Introduction

Many biological processes involve binding of a protein to some target model:

Signaling mechanism between cells
Mechanical operation (e.g. muscle contraction)
Mediation of a catalytic event
...

Drugs can work as competitive inhibitors by binding to proteins more strongly than their natural partners.

Laboratory techniques for drug discovery are very time-consuming and expensive, therefore, there is a great deal of interest in developing accurate and efficient computational techniques.

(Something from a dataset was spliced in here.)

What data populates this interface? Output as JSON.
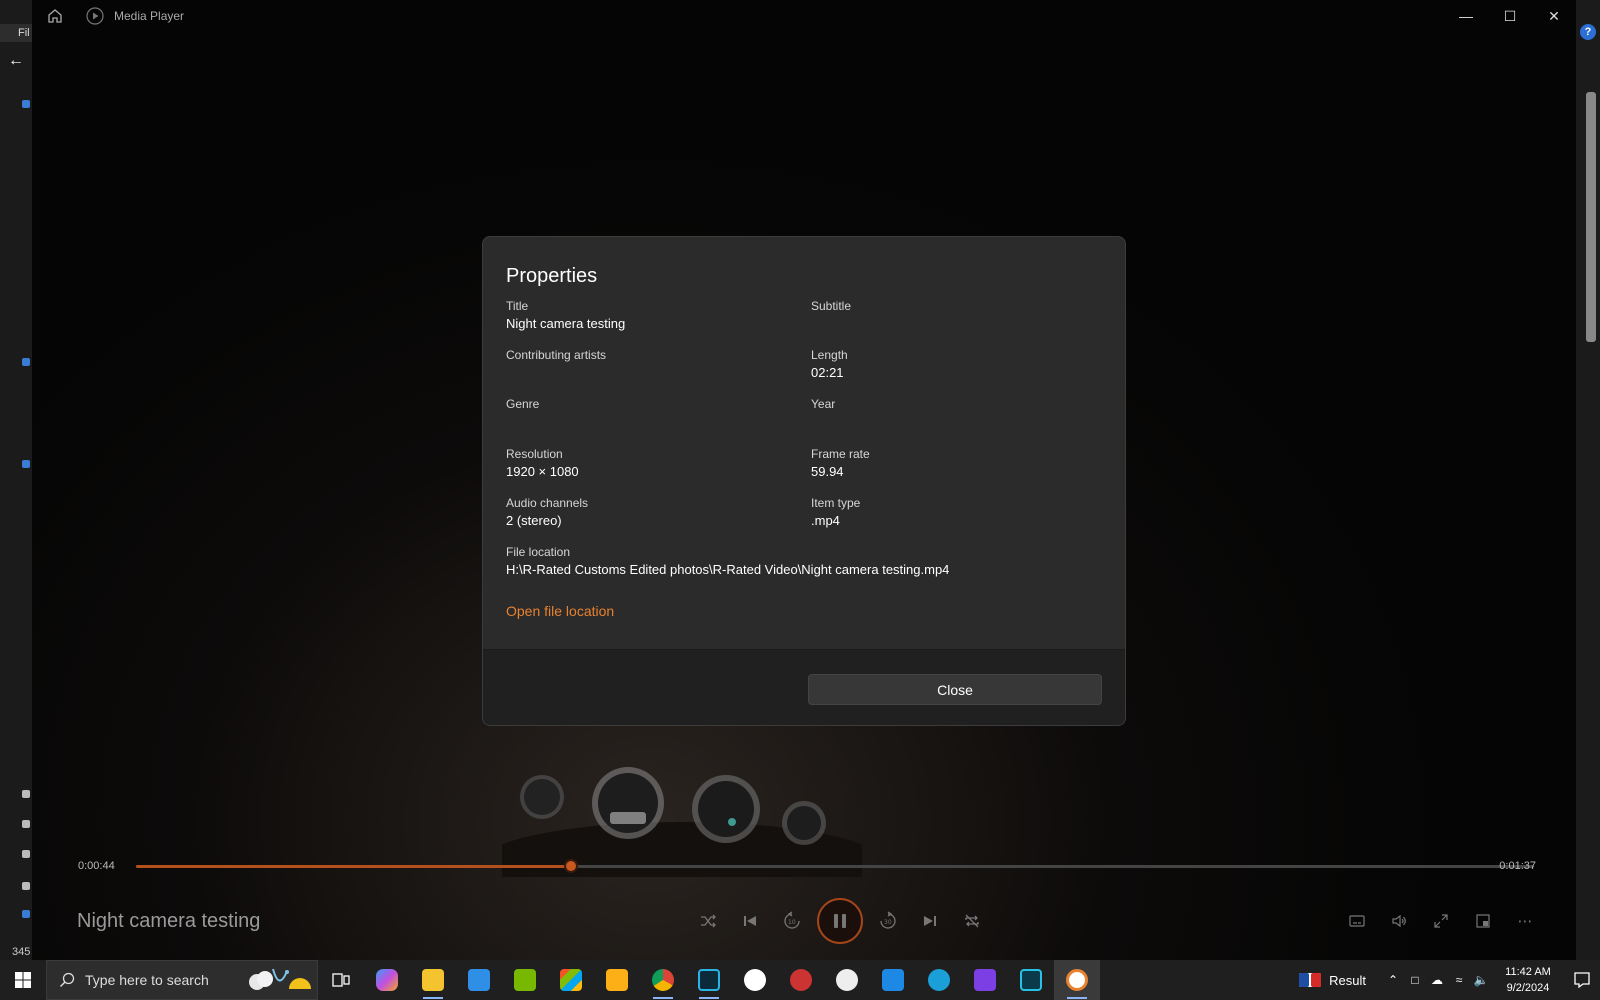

Docking can be defined as the simulation of molecular recognition and the prediction of structure of receptor-ligand complexes where:

Receptor is a protein (or protein oligomer)
Ligand is either a small molecule or another protein

Docking programs generally have two major components:

Search algorithm
Scoring function

GOLD

GOLD is a flexible protein-ligand docking program developed by Jones et al. in 1995 ^[1] ^[2].

Genetic algorithm

A genetic algorithm is a search technique used in computing to find exact or approximate solutions to optimization and search problems. It is implemented as a program that mimics evolution by manipulating a population of individuals represented by data structures called chromosomes.

Each structure encoded in a chromosome is a possible docking solution, and it:

Represents the conformation of the ligand and its position (rotation, translation) in the docking site, and
Has a fitness score assigned to it (given by scoring function); this score is used to assess how good a solution this individual is.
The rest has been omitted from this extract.